Remarkably little is known about how hantaviruses are transmitted in nature among their reservoir rodents. Vertical transmission (passage of virus from mother to pup before, during or immediately after birth) appears to be very unusual or nonexistent. All hantavirus reservoir rodents show an increase in hantavirus seroprevalence (fraction of animals infected) as they get older. For some rodent carriers, there is a markedly greater prevalence in older males (ref, ref). Yet the precise activities and conditions that favor transmission of the virus among reservoir rodents are almost completely unknown (ref).
Historically, only two methods have been available to researchers who wished to study hantavirus transmission in rodent carriers. The first, observation of rodents in the field and correlation with hantavirus seroprevalence, is limited by the inability to determine the nature of the rodents' interactions. It is also difficult or impossible to manipulate their behavior so as to test models provocatively. The second, experimental manipulation of rodents in cages in a laboratory, is limited by the inability to recreate the natural environment. A second issue with the use of laboratory rodent colonies is biosafety. Maintenance of many important hantaviruses in their rodent hosts in the laboratory is rated at Biosafety Level 4 (ref), since infected animals can transmit the virus to workers via aerosols within closed spaces. Currently only two laboratories in North America have BSL-4 containment, and those facilities are already heavily used.

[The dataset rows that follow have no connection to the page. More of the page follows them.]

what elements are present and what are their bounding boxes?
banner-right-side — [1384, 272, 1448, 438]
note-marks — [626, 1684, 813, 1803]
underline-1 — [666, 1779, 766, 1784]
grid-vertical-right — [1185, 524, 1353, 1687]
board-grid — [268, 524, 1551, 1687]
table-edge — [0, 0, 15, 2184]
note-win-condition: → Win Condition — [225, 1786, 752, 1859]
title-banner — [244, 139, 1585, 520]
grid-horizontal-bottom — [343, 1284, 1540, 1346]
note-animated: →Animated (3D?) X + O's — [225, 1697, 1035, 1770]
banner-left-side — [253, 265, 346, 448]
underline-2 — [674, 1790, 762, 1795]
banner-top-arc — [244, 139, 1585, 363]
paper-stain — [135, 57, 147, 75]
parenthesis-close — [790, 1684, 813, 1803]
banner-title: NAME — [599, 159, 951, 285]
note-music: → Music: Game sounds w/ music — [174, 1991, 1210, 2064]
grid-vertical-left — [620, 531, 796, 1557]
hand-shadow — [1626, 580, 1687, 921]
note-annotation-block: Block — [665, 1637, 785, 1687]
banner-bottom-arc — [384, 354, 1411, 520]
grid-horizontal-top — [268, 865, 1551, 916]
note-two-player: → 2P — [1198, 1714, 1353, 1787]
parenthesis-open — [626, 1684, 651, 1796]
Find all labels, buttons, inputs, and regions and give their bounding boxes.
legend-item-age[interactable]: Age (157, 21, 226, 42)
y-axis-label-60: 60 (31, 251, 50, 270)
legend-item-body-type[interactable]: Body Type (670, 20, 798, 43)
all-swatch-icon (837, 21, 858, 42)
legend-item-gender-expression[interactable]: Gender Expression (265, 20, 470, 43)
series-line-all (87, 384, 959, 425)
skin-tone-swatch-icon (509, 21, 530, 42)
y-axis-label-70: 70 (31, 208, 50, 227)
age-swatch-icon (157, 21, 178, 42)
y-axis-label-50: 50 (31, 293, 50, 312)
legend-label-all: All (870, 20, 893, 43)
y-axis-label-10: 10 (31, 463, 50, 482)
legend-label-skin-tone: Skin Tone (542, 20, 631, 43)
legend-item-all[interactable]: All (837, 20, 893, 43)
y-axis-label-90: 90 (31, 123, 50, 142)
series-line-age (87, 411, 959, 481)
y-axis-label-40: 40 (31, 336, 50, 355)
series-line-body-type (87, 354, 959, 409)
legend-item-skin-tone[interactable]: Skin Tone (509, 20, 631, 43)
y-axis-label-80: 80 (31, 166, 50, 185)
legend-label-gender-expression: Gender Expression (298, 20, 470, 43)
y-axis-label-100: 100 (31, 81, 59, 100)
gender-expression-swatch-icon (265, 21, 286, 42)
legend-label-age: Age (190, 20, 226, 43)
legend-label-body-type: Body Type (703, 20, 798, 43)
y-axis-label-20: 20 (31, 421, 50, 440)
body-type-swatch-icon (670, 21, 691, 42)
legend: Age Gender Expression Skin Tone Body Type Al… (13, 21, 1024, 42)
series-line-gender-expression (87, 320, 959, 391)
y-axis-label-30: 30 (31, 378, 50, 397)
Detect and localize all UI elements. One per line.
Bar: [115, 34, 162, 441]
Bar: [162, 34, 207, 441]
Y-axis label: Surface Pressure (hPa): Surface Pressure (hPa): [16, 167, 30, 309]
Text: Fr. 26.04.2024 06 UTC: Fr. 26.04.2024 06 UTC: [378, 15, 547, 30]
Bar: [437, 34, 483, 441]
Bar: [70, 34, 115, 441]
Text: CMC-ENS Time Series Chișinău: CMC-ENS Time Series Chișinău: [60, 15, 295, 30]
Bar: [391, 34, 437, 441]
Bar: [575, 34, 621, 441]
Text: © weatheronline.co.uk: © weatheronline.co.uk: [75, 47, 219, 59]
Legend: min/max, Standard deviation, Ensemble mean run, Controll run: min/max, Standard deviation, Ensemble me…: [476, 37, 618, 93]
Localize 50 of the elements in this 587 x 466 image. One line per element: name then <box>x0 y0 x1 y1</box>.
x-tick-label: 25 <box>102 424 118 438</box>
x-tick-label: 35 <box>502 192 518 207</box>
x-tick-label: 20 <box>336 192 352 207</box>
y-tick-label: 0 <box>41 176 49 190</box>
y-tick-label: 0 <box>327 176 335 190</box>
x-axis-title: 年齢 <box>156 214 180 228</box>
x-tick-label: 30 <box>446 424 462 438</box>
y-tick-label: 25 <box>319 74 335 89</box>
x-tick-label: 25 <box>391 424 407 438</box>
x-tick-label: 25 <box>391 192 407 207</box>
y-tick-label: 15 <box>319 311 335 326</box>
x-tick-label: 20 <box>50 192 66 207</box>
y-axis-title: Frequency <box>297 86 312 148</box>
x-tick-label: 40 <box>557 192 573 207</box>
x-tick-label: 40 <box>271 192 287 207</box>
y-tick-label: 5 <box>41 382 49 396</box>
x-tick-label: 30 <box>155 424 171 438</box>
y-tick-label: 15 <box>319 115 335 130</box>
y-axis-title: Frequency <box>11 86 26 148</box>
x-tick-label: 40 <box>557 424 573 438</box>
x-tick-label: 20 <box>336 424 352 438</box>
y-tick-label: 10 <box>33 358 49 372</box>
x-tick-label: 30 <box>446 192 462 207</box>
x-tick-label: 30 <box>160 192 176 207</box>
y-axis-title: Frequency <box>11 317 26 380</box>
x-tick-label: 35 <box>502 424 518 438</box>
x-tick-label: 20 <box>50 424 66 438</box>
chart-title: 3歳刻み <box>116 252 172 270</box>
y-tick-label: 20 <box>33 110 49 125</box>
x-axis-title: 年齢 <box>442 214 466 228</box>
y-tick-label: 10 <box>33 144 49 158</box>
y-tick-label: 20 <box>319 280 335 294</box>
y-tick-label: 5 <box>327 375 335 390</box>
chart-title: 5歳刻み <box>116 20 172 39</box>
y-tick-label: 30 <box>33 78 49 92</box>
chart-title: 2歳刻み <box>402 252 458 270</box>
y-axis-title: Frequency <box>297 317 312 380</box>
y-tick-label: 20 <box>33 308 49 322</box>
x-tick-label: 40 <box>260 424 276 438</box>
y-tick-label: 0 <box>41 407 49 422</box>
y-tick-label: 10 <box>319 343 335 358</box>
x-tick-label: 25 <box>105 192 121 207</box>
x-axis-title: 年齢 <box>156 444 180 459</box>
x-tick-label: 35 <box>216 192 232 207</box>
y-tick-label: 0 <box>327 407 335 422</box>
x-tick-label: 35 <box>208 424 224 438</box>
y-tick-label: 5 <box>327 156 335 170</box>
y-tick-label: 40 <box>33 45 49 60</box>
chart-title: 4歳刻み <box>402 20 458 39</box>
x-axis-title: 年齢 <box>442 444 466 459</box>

Recently we have been developing a hybrid system that incorporates aspects of field observation and laboratory manipulations to try to overcome some of the limitations inherent in conventional field and laboratory-based investigations. To do so we started by creating a novel outdoor quarantine facility that allows (1) the safe maintenance of experimentally infected animals; (2) protection from escape, thermal extremes, and predation. In the quarantine facility, deer mice are housed outdoors in artificial "nest boxes" (burrows) that protect the animal from extreme hot and cold, as does a natural burrow. The nest box consists of a nested set of buried 5-gallon plastic buckets. The top bucket is filled with dirt for insulation, and the crawlspace between the top bucket and the lower bucket comprises the nest. A 1" diameter PVC pipe affords access to the nest.
Unlike real burrows, the nest boxes are easily accessed by the investigator and can be easily decontaminated. Each nest box is contained within a steel container: a 30-gallon trashcan, with lid largely replaced by steel cloth. The lid is secured to the trashcan with steel latches and hinges, including a locking latch. A total of 34 nest-boxes is held within a 20 x20 meter perimeter fence constructed of 5 ft x10 ft 24G steel plates. The plates are buried lengthwise 2 ft into the ground and thus extend 3 ft above the surface. The quarantine facility is capable of keeping up to 34 mice alive for prolonged periods (months) despite temperature extremes ranging as low as 0oF (-17.7oC).
The quarantine facility is the first facility that allows the safe maintenance of experimentally
infected deer mice outside of a BSL-4 containment laboratory. The facility is housed at the
Sevilleta National Wildlife Refuge in central New Mexico. The 400-square-mile SNWR is
owned by the US Fish and Wildlife Service for the purpose of scientific research, and is
off-limits to the public. The SNWR has a perimeter fence and is patrolled daily. The quarantine
facility, which is in the far interior of the SNWR, miles from any human habitation, is posted
with biohazard warning signs.
In addition to the quarantine facility, we are constructing 4 other 20x20 meter enclosures that allow introduced deer mice to interact with one another under careful experimental control to determine what interactions lead to transmission of virus from one animal to another. The introduced animals will be colony-bred deer mice and some will be experimentally inoculated with Sin Nombre virus before their release. The demographics and experimental conditions can be directly manipulated to increase or decrease specific types of interactions, and the animals' whereabouts within the enclosures can be monitored with radiotelemetry. The models we develop in this experiment will be used to cross-test models of hantavirus transmission in the large (4 hectare "very large mouse array") enclosures developed by Dr. Terry Yates.
We are grateful that this research is funded by the US National Institutes of Health (RO1 AI41692).